Hanya Untuk Dinas PUPR Sumut, Fee Proyek Tahun 2025 Sebesar 68 Miliar

Terungkap Dalam FGD di SMI Atas Pergeseran Anggaran
Abimanyu - Senin, 06 Oktober 2025 22:40 WIB
Hanya Untuk Dinas PUPR Sumut, Fee Proyek Tahun 2025 Sebesar 68 Miliar
Pengamat anggaran, Elfenda Ananda (baju batik) dan Akedimisi, Farid Wajdi (jas abu-abu) dua dari tiga pembicara pada FGD di SMI, Senin, 6 Oktober 2025. (Foto : Hari)
Kitakini.news - Pengamat anggaran mengaku dari fakta persidangan kasus Operasi Tangkap Tangan (OTT) Komisi Pemberantasan Korupsi (KPK) terhadap Topan Ginting Cs dalam proyek pembangunan jalan Hutaimbaru–Sipiongot dan Sipiongot–batas Labuhanbatu dengan terdakwa Direktur Utama PT Dalihan Natolu Group (DNG), Akhirun Piliang alias Kirun, serta Direktur PT Rona Mora, Rayhan Piliang, terungkap bahwa fee sebesar 5% untuk Dinas PUPR sangat menyakiti rakyat. Dari dua proyek dua jalan Propinsi itu sana, pajak rakyat diambil untuk diri sendiri atau kelompok melalui Dinas PUPR sebesar 68 Miliar lebih.
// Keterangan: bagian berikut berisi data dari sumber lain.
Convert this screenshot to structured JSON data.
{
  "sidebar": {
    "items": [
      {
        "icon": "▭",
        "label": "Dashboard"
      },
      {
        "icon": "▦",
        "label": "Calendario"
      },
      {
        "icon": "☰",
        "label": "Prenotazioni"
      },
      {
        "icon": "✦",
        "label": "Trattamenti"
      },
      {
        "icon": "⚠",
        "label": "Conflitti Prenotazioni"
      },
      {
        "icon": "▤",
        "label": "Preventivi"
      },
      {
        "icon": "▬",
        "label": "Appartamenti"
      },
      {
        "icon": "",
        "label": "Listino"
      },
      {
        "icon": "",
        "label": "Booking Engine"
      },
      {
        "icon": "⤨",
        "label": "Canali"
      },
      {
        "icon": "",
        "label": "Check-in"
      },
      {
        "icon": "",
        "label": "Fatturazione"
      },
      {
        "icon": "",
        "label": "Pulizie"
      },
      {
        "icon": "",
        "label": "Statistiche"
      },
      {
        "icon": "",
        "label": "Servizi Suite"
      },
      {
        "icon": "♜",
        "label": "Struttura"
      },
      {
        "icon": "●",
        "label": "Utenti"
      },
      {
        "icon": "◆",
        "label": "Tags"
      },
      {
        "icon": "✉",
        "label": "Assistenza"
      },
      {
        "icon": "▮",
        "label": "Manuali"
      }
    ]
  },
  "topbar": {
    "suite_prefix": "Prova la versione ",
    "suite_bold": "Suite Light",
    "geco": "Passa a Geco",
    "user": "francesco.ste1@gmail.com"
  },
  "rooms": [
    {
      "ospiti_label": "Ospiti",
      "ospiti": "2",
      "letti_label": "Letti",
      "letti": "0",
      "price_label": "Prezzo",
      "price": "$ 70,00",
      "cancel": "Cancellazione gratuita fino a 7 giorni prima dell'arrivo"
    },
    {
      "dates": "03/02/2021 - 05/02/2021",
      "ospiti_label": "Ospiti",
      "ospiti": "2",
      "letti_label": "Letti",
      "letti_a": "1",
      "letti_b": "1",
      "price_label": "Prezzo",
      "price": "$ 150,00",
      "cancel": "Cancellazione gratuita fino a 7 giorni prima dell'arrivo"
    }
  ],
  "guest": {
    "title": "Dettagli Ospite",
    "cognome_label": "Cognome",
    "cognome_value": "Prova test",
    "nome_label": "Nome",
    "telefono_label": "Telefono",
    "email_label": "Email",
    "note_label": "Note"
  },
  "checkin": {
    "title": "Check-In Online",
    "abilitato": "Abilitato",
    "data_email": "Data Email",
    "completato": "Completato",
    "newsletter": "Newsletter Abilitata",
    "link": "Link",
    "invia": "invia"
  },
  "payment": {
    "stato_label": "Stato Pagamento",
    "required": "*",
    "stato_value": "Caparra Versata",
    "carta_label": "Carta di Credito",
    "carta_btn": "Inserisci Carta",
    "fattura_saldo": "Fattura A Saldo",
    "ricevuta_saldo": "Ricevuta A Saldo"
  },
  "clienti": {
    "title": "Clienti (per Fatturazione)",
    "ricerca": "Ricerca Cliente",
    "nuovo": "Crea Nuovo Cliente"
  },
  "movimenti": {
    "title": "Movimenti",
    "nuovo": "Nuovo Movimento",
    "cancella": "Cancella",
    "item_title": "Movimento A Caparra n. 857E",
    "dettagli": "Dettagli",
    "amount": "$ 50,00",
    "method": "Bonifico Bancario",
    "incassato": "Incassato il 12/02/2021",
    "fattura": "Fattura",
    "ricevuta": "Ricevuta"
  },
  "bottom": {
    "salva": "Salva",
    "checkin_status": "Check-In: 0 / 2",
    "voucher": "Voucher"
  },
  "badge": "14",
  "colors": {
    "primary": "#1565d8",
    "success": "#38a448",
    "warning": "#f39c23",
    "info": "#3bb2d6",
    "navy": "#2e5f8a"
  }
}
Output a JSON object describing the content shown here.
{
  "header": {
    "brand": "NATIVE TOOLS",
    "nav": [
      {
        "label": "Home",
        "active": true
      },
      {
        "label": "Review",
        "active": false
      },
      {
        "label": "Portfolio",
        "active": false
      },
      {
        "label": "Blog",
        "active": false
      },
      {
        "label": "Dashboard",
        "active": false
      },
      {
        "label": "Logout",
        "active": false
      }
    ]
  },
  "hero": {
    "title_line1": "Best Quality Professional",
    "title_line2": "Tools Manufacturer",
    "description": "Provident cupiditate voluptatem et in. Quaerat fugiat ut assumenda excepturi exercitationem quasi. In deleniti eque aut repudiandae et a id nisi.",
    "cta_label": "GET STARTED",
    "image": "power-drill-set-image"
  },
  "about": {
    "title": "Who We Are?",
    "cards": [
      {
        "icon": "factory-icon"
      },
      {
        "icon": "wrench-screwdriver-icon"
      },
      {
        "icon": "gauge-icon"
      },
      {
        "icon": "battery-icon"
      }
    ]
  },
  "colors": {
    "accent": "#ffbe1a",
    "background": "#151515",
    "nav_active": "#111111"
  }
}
Hal ini menjadi pembicaraan hangat pada saat pelaksanaan Focus Group Discussion (FGD) di kantor Suluh Muda Inspirasi (SMI), pada Senin, 6 Oktober 2025, di Medan, dengan menghadirkan sejumlah narasumber, di antaranya perwakilan Seknas FITRA, pengamat anggaran, serta akademisi hukum.

Baca Juga:

Perwakilan Seknas FITRA, Siska Barimbing, dalam paparannya menjelaskan bahwa pergeseran anggaran merupakan hal yang lazim dalam tata kelola keuangan daerah, sepanjang dilakukan sesuai ketentuan hukum. Ia menegaskan dasar hukumnya tercantum dalam Pasal 154 ayat (1) Peraturan Menteri Dalam Negeri (Permendagri) Nomor 77 Tahun 2020 tentang Pedoman Teknis Pengelolaan Keuangan Daerah.

"Namun, pergeseran anggaran itu hanya dapat dilakukan setelah mendapatkan penetapan DPRD dan maksimal satu kali dalam satu tahun anggaran," ujar Siska.

Lebih lanjut, ia menjelaskan bahwa pergeseran juga dapat dilakukan melalui Perubahan Penjabaran APBD (Peraturan Kepala Daerah), sebagaimana diatur dalam Pasal 160 ayat (4) Permendagri 77/2020. Mekanisme ini memungkinkan adanya pergeseran lebih dari sekali dalam satu tahun anggaran, selama tidak mengubah substansi Peraturan Daerah (Perda) APBD. Pergeseran tersebut dapat terjadi karena sejumlah faktor, seperti perubahan antar kegiatan, antar unit kerja, atau penyesuaian terhadap pendapatan dan belanja daerah akibat dinamika ekonomi dan pemerintahan.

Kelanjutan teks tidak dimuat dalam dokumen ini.